Up-to-date information for employers on topics and issues that may affect workplace operations. The posts are current as of the date of the posting.


by Jennifer Brown Shaw and D. Gregory Valenza | The Daily Recorder | August 3, 2020

Newly revised anti-employment discrimination regulations, effective July 1, 2020, focus on pre-employment practices that likely are common in many industries. Employers should review application materials and hiring practices to ensure compliance with the new rules.


The California Fair Employment and Housing Act prohibits employment discrimination, harassment, and retaliation based on race, sex, age, religion, disability, and several other criteria.  The law prohibits not only intentional discrimination, but also employment practices that have an adverse impact on members of protected groups. Unlawful discrimination can come in many forms, including recruiting and hiring practices.

The California Fair Employment and Housing Council is the agency responsible for issuing regulations interpreting the act. The Council recently issued revisions to certain regulations with respect to hiring practices that may exclude or screen out applicants based on age, disability, or religion.

Limits on Questions About Availability

Certain pre-employment inquiries to applicants obviously are illegal.  For example, an employment application cannot ask an applicant to disclose her race because an employer naturally may not take race into account when considering an applicant.

But pre-employment inquiries may be unlawful even if they do not directly request an applicant’s membership in a protected group. For example, asking for the year an applicant graduated high school is considered illegal, because the question indirectly calls for the applicant’s age. Asking for a “maiden name” reveals marital status and, potentially, ethnicity.

The Fair Employment and Housing Council’s revised regulations address pre-employment questions related to the applicant’s availability for work. Although employers may have a bona fide interest in knowing when a worker can work, the agency concluded that employers unlawfully may use such information to exclude applicants based on their religious practices, disability or medical condition.

The new regulation, 2 Cal. Code Regs. § 11016(b)(B), provides: “Pre-employment inquiries regarding an applicant’s availability for work on certain days and times shall not be used to ascertain the applicant’s religious creed, disability, or medical condition . . . .”  That, of course, already is the law. An employer cannot ask whether an applicant can work on Saturdays for the purpose of learning if the applicant observes the Sabbath, for example.

To address the potential for misuse of an applicant’s availability, the regulation imposes a new requirement. Employers that ask for availability must “clearly communicate that an employee need not disclose any scheduling restrictions based on legally protected grounds . . . . “ The regulation suggests a sample disclaimer paragraph.

Given the new regulations, application forms must be revised, and hiring personnel must be trained to comply with the new rules. Employers that must fill positions on certain days may still do so, but must be prepared to justify asking applicants for their work availability. Employers that need not hire workers for specific days should consider removing these questions from application materials.

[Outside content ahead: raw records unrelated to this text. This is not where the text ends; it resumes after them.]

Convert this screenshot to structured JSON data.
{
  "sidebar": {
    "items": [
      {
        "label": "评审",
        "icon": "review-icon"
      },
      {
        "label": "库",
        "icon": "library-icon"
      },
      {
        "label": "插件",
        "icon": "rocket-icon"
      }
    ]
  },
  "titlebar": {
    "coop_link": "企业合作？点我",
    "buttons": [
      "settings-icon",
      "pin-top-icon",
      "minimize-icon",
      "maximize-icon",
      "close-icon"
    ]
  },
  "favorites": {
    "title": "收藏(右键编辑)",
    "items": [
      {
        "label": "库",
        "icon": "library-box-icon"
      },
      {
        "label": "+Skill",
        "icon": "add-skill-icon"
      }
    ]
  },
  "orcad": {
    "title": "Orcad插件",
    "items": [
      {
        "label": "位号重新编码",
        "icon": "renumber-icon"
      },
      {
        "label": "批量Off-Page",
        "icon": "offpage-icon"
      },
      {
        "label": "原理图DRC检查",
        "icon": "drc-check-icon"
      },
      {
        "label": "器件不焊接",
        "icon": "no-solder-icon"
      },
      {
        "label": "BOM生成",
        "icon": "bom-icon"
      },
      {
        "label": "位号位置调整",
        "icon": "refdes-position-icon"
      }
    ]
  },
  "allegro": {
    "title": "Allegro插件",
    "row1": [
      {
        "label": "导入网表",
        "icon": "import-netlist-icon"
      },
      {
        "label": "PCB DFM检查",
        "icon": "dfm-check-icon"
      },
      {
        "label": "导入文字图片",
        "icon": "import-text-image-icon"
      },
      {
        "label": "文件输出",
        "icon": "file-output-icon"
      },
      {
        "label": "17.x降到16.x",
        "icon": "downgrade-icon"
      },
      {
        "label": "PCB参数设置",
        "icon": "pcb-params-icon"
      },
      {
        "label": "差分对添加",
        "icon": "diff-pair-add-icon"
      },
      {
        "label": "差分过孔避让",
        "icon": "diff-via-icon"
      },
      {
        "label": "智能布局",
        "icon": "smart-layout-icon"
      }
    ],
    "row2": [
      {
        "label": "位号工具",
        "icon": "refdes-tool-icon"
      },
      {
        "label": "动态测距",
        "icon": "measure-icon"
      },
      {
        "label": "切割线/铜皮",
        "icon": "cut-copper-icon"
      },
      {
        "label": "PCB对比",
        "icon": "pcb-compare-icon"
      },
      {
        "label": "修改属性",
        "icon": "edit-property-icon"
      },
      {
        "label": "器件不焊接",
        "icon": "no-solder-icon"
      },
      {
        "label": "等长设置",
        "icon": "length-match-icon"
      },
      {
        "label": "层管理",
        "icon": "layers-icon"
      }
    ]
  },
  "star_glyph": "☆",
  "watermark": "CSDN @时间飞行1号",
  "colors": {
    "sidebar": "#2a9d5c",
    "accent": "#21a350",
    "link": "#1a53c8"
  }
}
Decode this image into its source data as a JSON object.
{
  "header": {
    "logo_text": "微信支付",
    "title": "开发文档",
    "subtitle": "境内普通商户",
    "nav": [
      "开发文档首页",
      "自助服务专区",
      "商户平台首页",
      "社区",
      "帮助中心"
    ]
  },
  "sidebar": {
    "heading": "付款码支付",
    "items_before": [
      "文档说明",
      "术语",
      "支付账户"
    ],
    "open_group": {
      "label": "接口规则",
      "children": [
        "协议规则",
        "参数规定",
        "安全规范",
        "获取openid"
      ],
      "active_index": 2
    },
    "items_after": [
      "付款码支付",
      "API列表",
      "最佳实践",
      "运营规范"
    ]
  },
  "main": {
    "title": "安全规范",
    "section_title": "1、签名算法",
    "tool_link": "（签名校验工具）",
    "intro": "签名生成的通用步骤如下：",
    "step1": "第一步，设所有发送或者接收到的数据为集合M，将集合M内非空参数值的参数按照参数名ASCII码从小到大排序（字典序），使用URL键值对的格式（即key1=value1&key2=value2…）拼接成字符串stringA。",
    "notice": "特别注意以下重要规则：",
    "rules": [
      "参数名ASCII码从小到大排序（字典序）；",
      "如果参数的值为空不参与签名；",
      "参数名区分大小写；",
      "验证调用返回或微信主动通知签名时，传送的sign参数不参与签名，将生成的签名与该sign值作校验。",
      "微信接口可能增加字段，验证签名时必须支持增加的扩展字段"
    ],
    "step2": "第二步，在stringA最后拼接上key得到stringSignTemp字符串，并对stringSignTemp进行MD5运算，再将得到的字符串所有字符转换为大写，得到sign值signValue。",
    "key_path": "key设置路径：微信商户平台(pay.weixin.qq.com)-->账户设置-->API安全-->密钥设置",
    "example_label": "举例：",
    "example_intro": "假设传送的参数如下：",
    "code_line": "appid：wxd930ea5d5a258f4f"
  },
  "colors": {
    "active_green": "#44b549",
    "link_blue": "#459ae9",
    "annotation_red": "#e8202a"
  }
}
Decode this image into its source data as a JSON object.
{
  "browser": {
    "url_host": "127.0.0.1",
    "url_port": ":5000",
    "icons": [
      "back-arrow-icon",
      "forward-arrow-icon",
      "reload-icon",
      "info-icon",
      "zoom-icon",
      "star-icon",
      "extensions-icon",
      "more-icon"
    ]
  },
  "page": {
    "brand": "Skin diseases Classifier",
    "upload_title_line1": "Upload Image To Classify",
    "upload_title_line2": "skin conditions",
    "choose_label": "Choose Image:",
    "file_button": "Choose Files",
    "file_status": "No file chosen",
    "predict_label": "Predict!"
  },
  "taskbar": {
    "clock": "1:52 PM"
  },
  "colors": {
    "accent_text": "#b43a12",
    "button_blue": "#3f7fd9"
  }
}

Many employers have turned to technology to help compile applicant materials. The new regulations address electronic systems that exclude applicants based on responses to questions about availability for work. Such systems are unlawful unless the inquiries are “job related and consistent with business necessity.” That is because excluding applicants based on unavailability on Sunday, for example, may have an adverse impact based on religion. In addition, such systems must be programmed to allow a request for accommodation.

The “job-related and business necessity” defense to an adverse impact claim  is a difficult standard to meet. Employers that operate only on Saturdays and Sundays, for example, should easily be able to establish that Saturday and Sunday work are essential and the questions therefore are sufficiently important. When a job posting is for a unique job position, work hours may be more important as well. In other cases, though, employers must consider how scheduling questions are justifiable at the application stage.


Agencies such as the Equal Employment Opportunity Commission and Department of Fair Employment and Housing have long prohibited discriminatory advertising as unlawful under anti-discrimination laws. For example, a statement in an advertisement that  “women need not apply” is per se sex discrimination.

Regarding age discrimination, existing regulations have long  prohibited employers from seeking applicants’ age, or even information likely to disclose their age. For that reason, employers should not ask for the applicant’s date of birth, high school graduation date, or other information that allows the employer to calculate the applicant’s age. With respect to advertising, existing regulations already prohibit recruiting for candidates using words such as “boy,” “girl,” “young,” or other words reasonably suggesting a preference for workers under the age of 40.

The revised regulations address more subtle advertising and recruiting practices that may allow employers to engage in unconscious or intentional age discrimination. The Fair Employment and Housing Council appears to be especially concerned with exclusion of applicants from the modern, high technology workforce.

For example, the new language specifies that unlawful job advertising “include: a maximum experience limitation; a requirement that candidates be ‘digital natives’ (individuals who grew up using technology from an early age); or a requirement that candidates maintain a college-affiliated email address.”

These new regulations are especially timely given the recent rise in unemployment. Employers unable to fill open jobs only a few months ago now will have their choice from among qualified applicants. As competition for open positions increases for the first time in years, disappointed job seekers may challenge hiring decisions by alleging discrimination. To prevent such claims, employers must ensure their recruiting and hiring practices conform with current laws and regulations.